De aanwezigheid van vet op het roestvaststaaloppervlak heeft een aantal bronnen van herkomst:
- Minerale herkomst: koolwaterstoffen bestaande uit paraffineachtige en nafteenverbindingen alsmede andere organische en anorganische verbindingen waaronder zwavelhoudende verbindingen.
- Natuurlijke herkomst: dit is het geval met talk, lijnolie en koolzaadolie. Verder zijn dit met name mengsels van triglyceriden, stearaten, esters en emulgatoren. Ontvetten doet in hoofdzaak een beroep op twee chemische onttrekkingsprincipes:
- Oplossen, hetgeen bestaat uit het oplossen van een substantie door een oplosmiddel.
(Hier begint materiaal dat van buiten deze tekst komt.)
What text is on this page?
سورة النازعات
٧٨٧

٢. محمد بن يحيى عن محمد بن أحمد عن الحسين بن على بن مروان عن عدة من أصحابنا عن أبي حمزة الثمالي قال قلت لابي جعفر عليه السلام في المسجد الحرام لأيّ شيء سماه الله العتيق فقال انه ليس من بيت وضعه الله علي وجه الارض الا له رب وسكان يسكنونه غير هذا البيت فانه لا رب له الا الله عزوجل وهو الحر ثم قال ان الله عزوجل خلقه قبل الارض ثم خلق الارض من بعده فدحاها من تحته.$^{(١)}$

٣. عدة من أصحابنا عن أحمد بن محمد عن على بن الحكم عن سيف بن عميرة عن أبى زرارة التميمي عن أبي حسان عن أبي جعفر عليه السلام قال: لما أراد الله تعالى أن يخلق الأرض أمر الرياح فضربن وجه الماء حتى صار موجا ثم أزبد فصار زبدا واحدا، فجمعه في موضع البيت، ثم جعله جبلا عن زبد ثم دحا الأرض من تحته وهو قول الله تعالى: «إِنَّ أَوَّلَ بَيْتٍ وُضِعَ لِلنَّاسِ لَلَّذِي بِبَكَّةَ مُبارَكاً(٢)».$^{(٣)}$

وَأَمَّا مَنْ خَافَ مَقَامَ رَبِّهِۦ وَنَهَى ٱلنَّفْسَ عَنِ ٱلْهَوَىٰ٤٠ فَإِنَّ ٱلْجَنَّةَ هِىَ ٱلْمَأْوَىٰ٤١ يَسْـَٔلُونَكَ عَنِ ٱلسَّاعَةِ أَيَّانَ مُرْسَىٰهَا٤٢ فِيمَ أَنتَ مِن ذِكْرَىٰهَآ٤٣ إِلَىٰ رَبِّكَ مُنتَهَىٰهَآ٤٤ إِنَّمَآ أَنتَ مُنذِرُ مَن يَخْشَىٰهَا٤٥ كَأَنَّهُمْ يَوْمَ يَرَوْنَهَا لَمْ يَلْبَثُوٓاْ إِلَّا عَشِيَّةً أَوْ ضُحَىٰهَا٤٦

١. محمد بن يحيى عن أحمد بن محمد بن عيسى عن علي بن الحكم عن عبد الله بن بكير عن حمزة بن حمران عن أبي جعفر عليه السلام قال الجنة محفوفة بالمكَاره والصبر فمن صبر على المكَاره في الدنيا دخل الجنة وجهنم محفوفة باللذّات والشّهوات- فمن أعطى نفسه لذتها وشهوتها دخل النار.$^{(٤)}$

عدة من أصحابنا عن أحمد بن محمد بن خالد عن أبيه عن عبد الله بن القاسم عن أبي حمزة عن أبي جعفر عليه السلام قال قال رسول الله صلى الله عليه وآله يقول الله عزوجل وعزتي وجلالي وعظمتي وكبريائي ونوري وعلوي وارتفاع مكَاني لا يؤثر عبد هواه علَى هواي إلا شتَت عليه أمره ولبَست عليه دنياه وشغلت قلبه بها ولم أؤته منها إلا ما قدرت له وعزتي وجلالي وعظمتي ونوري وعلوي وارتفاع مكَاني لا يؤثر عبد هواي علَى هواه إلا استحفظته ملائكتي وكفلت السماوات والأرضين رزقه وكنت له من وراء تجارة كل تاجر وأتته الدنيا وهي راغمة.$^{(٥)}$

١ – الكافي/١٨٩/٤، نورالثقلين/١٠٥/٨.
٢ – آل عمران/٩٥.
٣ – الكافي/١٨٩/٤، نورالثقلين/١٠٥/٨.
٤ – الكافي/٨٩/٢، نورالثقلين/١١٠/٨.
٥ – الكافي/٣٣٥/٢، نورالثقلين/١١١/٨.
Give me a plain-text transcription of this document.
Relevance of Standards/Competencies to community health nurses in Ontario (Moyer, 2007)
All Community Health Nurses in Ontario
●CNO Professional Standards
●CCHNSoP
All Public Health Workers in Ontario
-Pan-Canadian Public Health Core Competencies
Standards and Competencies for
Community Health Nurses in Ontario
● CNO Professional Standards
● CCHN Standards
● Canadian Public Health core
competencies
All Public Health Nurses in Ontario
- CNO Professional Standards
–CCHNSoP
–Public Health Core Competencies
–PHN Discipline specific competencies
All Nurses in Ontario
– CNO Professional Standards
- Verzepen (en emulgatie); dit is een chemische behandeling waarmee het mogelijk is om een vet uiteen te laten vallen onder vorming van een zeep, die op haar beurt uiteenvalt in glycerol en zuur.
Er worden twee typen ontvetting onderscheiden:
a) Chemisch ontvetten, onder te verdelen in:
- ontvetten in een niet-waterig milieu (organische oplosmiddelen);
- ontvetten in waterig milieu.
b)Elektrolytisch ontvetten.
1.2 Keuze van een ontvettingsmethode
Bij de keuze van een ontvettingsmethode moet rekening worden gehouden met de volgende eisen :
- Technische eisen: soort te verwijderen vet, vereiste reinheidsgraad, navolgende behandelingen, hoeveelheid te ontvetten metaal.
- Economische eisen: beschikbare installatie; prijs per m2 (of per ton), kosten van de ontvettingsmiddelen, kosten van de behandeling van de gebruikte middelen.
- Milieu-eisen: wetgeving op dit vlak, opslagvergunning, gezondheidseisen voor het personeel, samenstelling en toestand van het afval.
1.2.1 Chemisch ontvetten met organische oplosmiddelen
Een oplosmiddel wordt gekenmerkt door zijn oplossend vermogen, dat kan worden uitgedrukt door middel van een oplossingsindex of Kauri Butanol Index (KBI), waarbij benzeen wordt gekozen als basis met index 100. Deze laatste indexwaarde is volstrekt willekeurig gekozen. Substanties met een index lager dan 100 zijn matige ontvetters en substanties met een index hoger dan 100 zijn effectieve ontvetters.
Enkele voorbeelden:
dichloormethaan CH2Cl2 BKI = 36
trichloorethyleen CHCl - CCl2 129
benzeen C6H6 100
perchloorethyleen Cl2C = CCl2 90
1.2.2 trifluortrichloorethaan CFCl2 - CF2Cl 31 (freon 113)
Er worden drie typen oplosmiddelen onderscheiden:
- alifatische koolwaterstoffen: white spirit, kerosine (dit zijn zeer licht ontvlambare producten);
- alifatische gehalogeneerde koolwaterstoffen (meestal ge chloreerd);
- aromatische koolwaterstoffen: benzeen, tolueen, xyleen (giftige producten).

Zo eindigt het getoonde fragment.